Si estamos dotados de una capacidad así, ¿por qué nuestro país parece estar parado, atascado (desde mucho tiempo antes de la última crisis financiera)? Todo el cambio del que nuestra gente ha sido capaz nace de la herencia más importante del pueblo italiano, hijo de su historia católica, que luego albergó la tradición socialista y liberal: la capacidad de concebir la realidad como un dato y el conocimiento como un encuentro que implica a un objeto y a un sujeto dotado de deseos irreductibles. El sujeto, cuando conoce la realidad (como dice el primer capítulo de El sentido religioso de Luigi Giussani) no renuncia a poner en juego su deseo de verdad, justicia, belleza que le constituye y por eso la conoce con realismo, respetando su integralidad, sin reducirla a sus propios esquemas.
Un hombre así, que vive a la altura de sus deseos más profundos, no es esclavo de las circunstancias ni de sus convicciones subjetivas, siempre tiene una capacidad más grande para moverse porque está hecho para cosas más grandes. Está marcado por un ímpetu ideal positivo, constructivo, hecho del deseo de conocer, de trabajar, de crear, que ha generado la capacidad para cambiar de la que hemos hablado, crea productos nuevos, que se adaptan mejor a la evolución del mercado, se une con otros para realizar mejor su actividad y genera así actividad industrial, crea obras capaces de responder eficazmente a las necesidades más dispares (educación, asistencia, sanidad, trabajo…), que constituyen un nuevo tipo de bienestar, un bienestar subsidiario.
Entonces, ¿qué es lo que le ha sucedido a Italia? Lo que le ha sucedido es que se avergüenza de su cultura, de su capacidad para conocer "por acontecimiento", que sería, precisamente en el momento de crisis actual, su recurso más eficaz, y busca su camino en otro lado. La contribución más original de los católicos a la vida italiana de hoy puede ser la de despertar este tipo de inteligencia magnánima de la realidad, de la que, sólo como consecuencia, puede derivar también la tutela de los principios irrenunciables y una moral para el hombre. La contribución de los católicos es esta posición distinta frente al desafío de la realidad cotidiana: un modo de conocer no reducido, realista y capaz de un nexo con el deseo humano.

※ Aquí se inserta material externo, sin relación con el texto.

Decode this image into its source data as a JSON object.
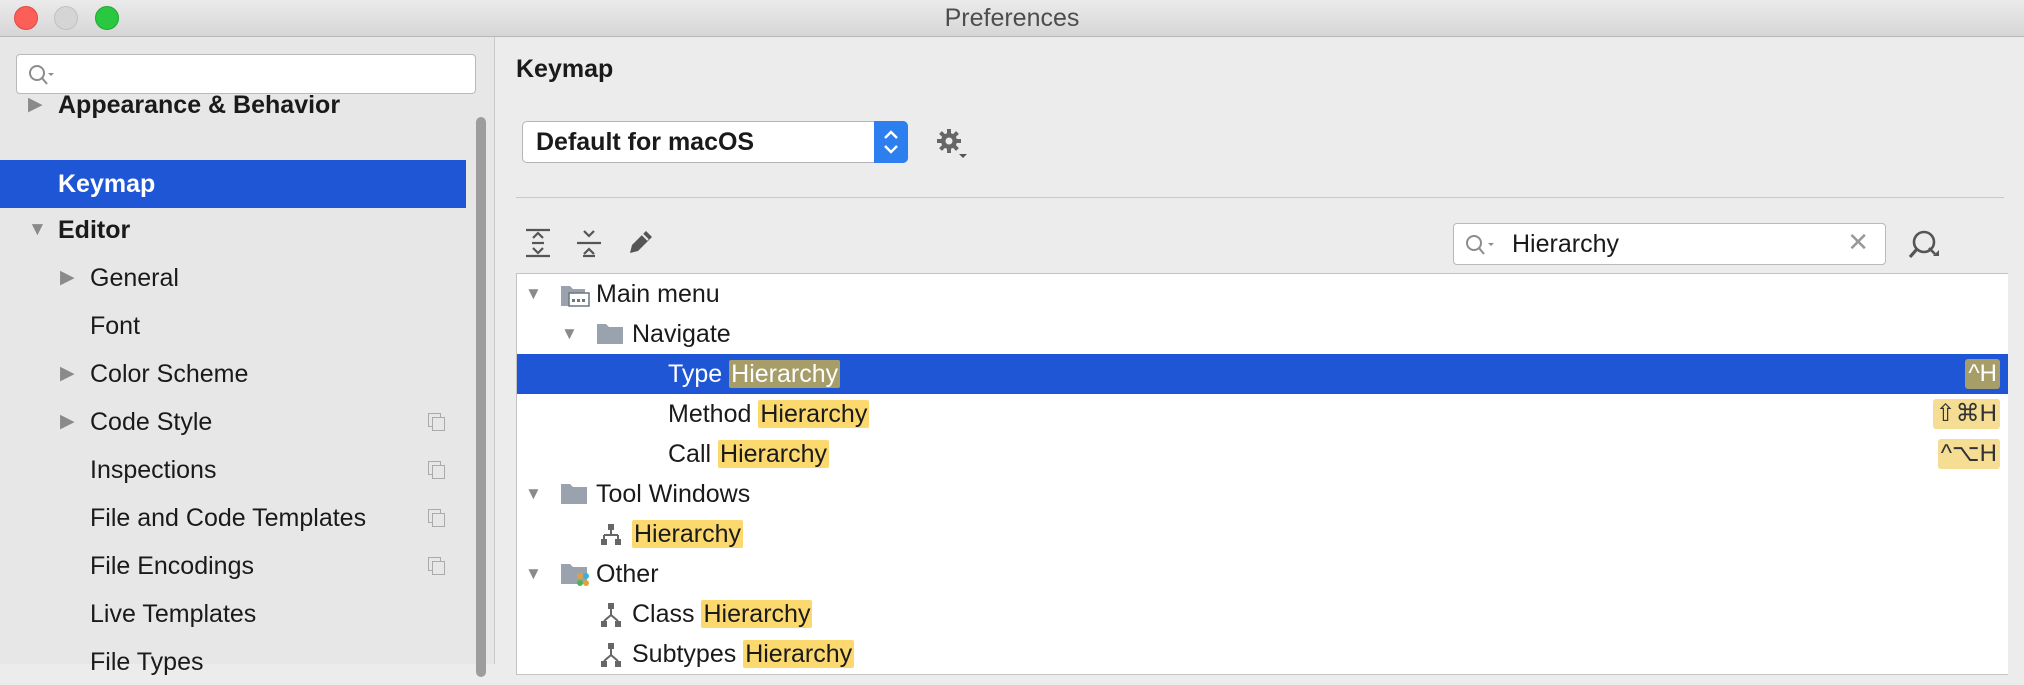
{
  "window": {
    "title": "Preferences"
  },
  "sidebar": {
    "search_placeholder": "",
    "items": [
      {
        "label": "Appearance & Behavior",
        "arrow": "▶"
      },
      {
        "label": "Keymap"
      },
      {
        "label": "Editor",
        "arrow": "▼"
      },
      {
        "label": "General",
        "arrow": "▶"
      },
      {
        "label": "Font"
      },
      {
        "label": "Color Scheme",
        "arrow": "▶"
      },
      {
        "label": "Code Style",
        "arrow": "▶"
      },
      {
        "label": "Inspections"
      },
      {
        "label": "File and Code Templates"
      },
      {
        "label": "File Encodings"
      },
      {
        "label": "Live Templates"
      },
      {
        "label": "File Types"
      }
    ]
  },
  "main": {
    "title": "Keymap",
    "keymap_value": "Default for macOS",
    "filter_value": "Hierarchy",
    "tree": {
      "main_menu": "Main menu",
      "navigate": "Navigate",
      "type_prefix": "Type ",
      "method_prefix": "Method ",
      "call_prefix": "Call ",
      "tool_windows": "Tool Windows",
      "other": "Other",
      "class_prefix": "Class ",
      "subtypes_prefix": "Subtypes ",
      "highlight": "Hierarchy",
      "type_shortcut": "^H",
      "method_shortcut": "⇧⌘H",
      "call_shortcut": "^⌥H"
    }
  },
  "colors": {
    "selection": "#1e56d6",
    "highlight": "#fbd96f",
    "accent": "#2d7ff0"
  }
}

Existe un enemigo de esta concepción que ha hecho grande a Italia. Vivimos en una época, desde 1600 hasta hoy, en que la filosofía y el pensamiento económico y político privilegian otro tipo de hombre: no aquél que conoce a partir del deseo, sino más bien aquél que es negativo, que se mueve según sus pulsiones más egoístas (y que el Estado debe controlar). Al asumir esta concepción, muchos han perdido aquel realismo capaz de cambio y lo han transformado en un lamento cómodo, el del justicialismo y la utopía que delega en el poder de turno, no asume su propia responsabilidad, se resiste al cambio, se separa de sus ideales. No es consciente, y éste es el inicio del declive humano, social, económico y político de los individuos, grupos, y de toda la nación. Las celebraciones por los 150 años de la unidad italiana son una gran ocasión para redescubrir un pensamiento y una praxis más adecuadas a nuestras necesidades y deseos, como individuos, como comunidad y como pueblo.